Dans cette même déclaration, le Président insinuait aussi que le loup aurait été réintroduit en France. C’est complètement ignorer les conditions du retour du loup en France, et ce n’est pas à la hauteur des propos d’un Président de la République. Sur un sujet aussi complexe que la cohabitation entre le loup et les activités d’élevage, qui touche tant de personnes, ces approximations qui virent au complotisme sont regrettables.

Co-rapporteure de la Mission d’Information Parlementaire sur la défense du pastoralisme, je crois au contraire que répondre à une situation complexe par des mesures simplistes, court termistes et surtout non éprouvées, ne pourra jamais constituer une réponse politique satisfaisante. 

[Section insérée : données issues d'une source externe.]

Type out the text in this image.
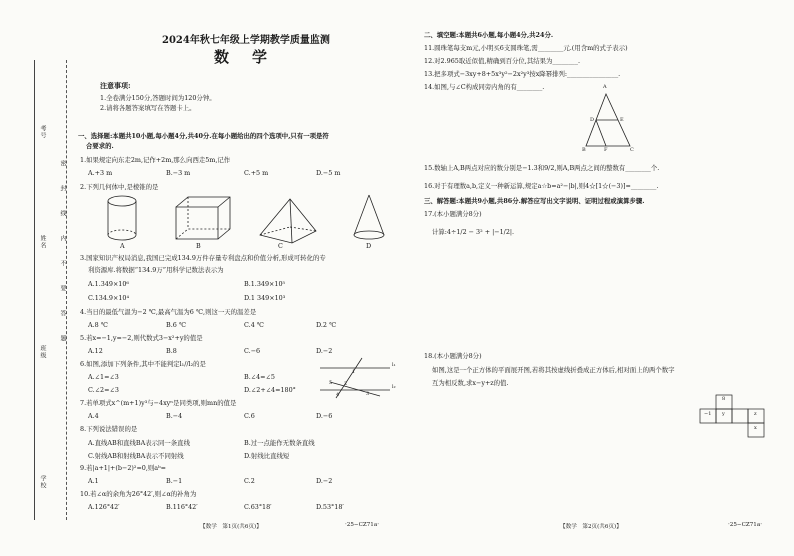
考号
姓名
班级
学校
密
封
线
内
不
要
答
题
2024年秋七年级上学期教学质量监测
数　学
注意事项:
1.全卷满分150分,答题时间为120分钟。
2.请将各题答案填写在答题卡上。
一、选择题:本题共10小题,每小题4分,共40分.在每小题给出的四个选项中,只有一项是符
合要求的.
1.如果规定向东走2m,记作+2m,那么向西走5m,记作
A.+3 m	B.−3 m	C.+5 m	D.−5 m
2.下列几何体中,是棱锥的是
A	B	C	D
3.国家知识产权局消息,我国已完成134.9万件存量专利盘点和价值分析,形成可转化的专
利资源库.将数据“134.9万”用科学记数法表示为
A.1.349×10⁶	B.1.349×10⁵
C.134.9×10⁴	D.1 349×10³
4.当日的最低气温为−2 ℃,最高气温为6 ℃,则这一天的温差是
A.8 ℃	B.6 ℃	C.4 ℃	D.2 ℃
5.若x=−1,y=−2,则代数式3−x²+y的值是
A.12	B.8	C.−6	D.−2
6.如图,添加下列条件,其中不能判定l₁//l₂的是
A.∠1=∠3	B.∠4=∠5
C.∠2=∠3	D.∠2+∠4=180°
l₁
l₂
1
2
3
4
5
7.若单项式x^(m+1)y³与−4xyⁿ是同类项,则mn的值是
A.4	B.−4	C.6	D.−6
8.下列说法错误的是
A.直线AB和直线BA表示同一条直线	B.过一点能作无数条直线
C.射线AB和射线BA表示不同射线	D.射线比直线短
9.若|a+1|+(b−2)²=0,则aᵇ=
A.1	B.−1	C.2	D.−2
10.若∠α的余角为26°42′,则∠α的补角为
A.126°42′	B.116°42′	C.63°18′	D.53°18′
【数学　第1页(共6页)】	·25−CZ71a·
二、填空题:本题共6小题,每小题4分,共24分.
11.圆珠笔每支m元,小明买6支圆珠笔,需________元.(用含m的式子表示)
12.对2.965取近似值,精确到百分位,其结果为________.
13.把多项式−3xy+8+5x³y²−2x²y³按x降幂排列:________________.
14.如图,与∠C构成同旁内角的有________.	A
D	E
B	F	C
15.数轴上A,B两点对应的数分别是−1.3和9/2,则A,B两点之间的整数有________个.
16.对于有理数a,b,定义一种新运算,规定a☆b=a²−|b|,则4☆[1☆(−3)]=________.
三、解答题:本题共9小题,共86分.解答应写出文字说明、证明过程或演算步骤.
17.(本小题满分8分)
计算:4÷1/2 − 3² + |−1/2|.
18.(本小题满分8分)
如图,这是一个正方体的平面展开图,若将其按虚线折叠成正方体后,相对面上的两个数字
互为相反数,求x−y+z的值.
8
−1 y	z
x
【数学　第2页(共6页)】	·25−CZ71a·
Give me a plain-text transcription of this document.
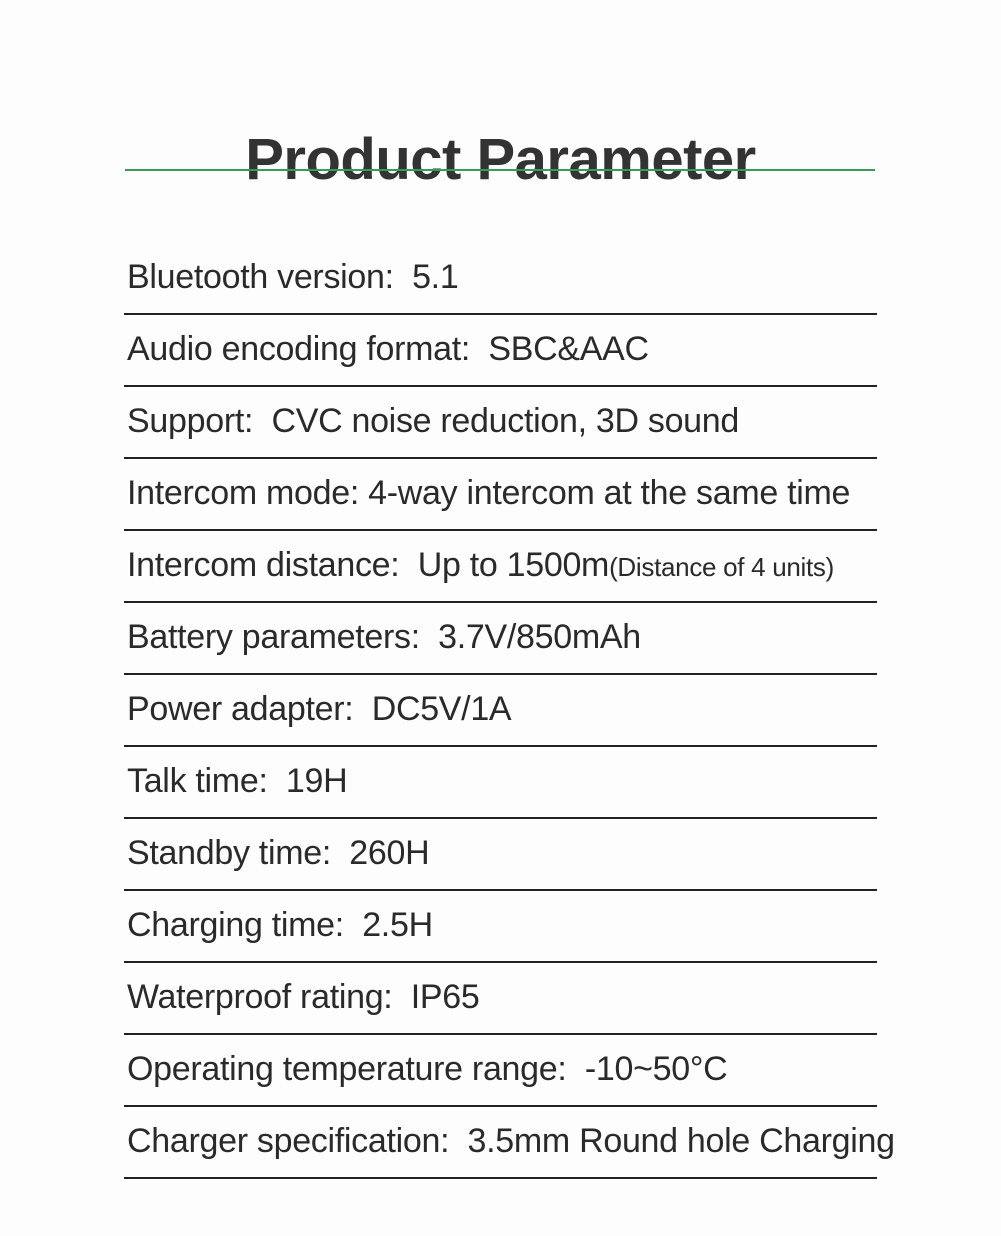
Product Parameter
Bluetooth version: 5.1
Audio encoding format: SBC&AAC
Support: CVC noise reduction, 3D sound
Intercom mode: 4-way intercom at the same time
Intercom distance: Up to 1500m(Distance of 4 units)
Battery parameters: 3.7V/850mAh
Power adapter: DC5V/1A
Talk time: 19H
Standby time: 260H
Charging time: 2.5H
Waterproof rating: IP65
Operating temperature range: -10~50°C
Charger specification: 3.5mm Round hole Charging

Sur les tirs de prélèvement, aucune analyse quant à l’efficacité de la protection des troupeaux et des tirs létaux n’a été menée. La thèse réalisée par Oksana Grente, Understanding the depredation process in grey wolf (Canis lupus) and its interactions with lethal measures: focus on the French Alpine Arc, 2021, montre des effets très contrastés des tirs létaux sur la prédation. Dans sa note de position sur le projet de Plan National d’Actions 2024-2029 sur le loup et les activités d’élevage, le Comité français de l’Union internationale pour la conservation de la nature (UICN) estime que les tirs létaux doivent “nécessairement s’appuyer sur les connaissances objectives concernant l’effet de ces tirs sur les populations de loups et sur les niveaux de prédation qui en résultent pour les troupeaux”. Aussi, la modification du protocole de tir dans une logique de simplification et sans tenir compte des réalités locales est infondée scientifiquement dans une contexte où des études pour évaluer l’efficacité des tirs sont en cours et n’ont pas encore rendu leurs conclusions. Elle ne bénéficie donc à date d’aucune légitimité scientifique. Un bilan sérieux doit donc être conduit rapidement. Ce bilan doit également servir à la construction d’une stratégie de long terme qui ait pour objectifs clairs : la pérennité des systèmes pastoraux et d’élevage extensif, et la préservation des écosystèmes incluant le loup.

Dans ce contexte, nous travaillons avec les Écologistes pour formuler des recommandations pour améliorer la coexistence des élevages et du loup, loin des solutions simplistes. Ce sont des propositions que nous formulions déjà lors de la consultation sur le projet de plan national loup 2024-2029. 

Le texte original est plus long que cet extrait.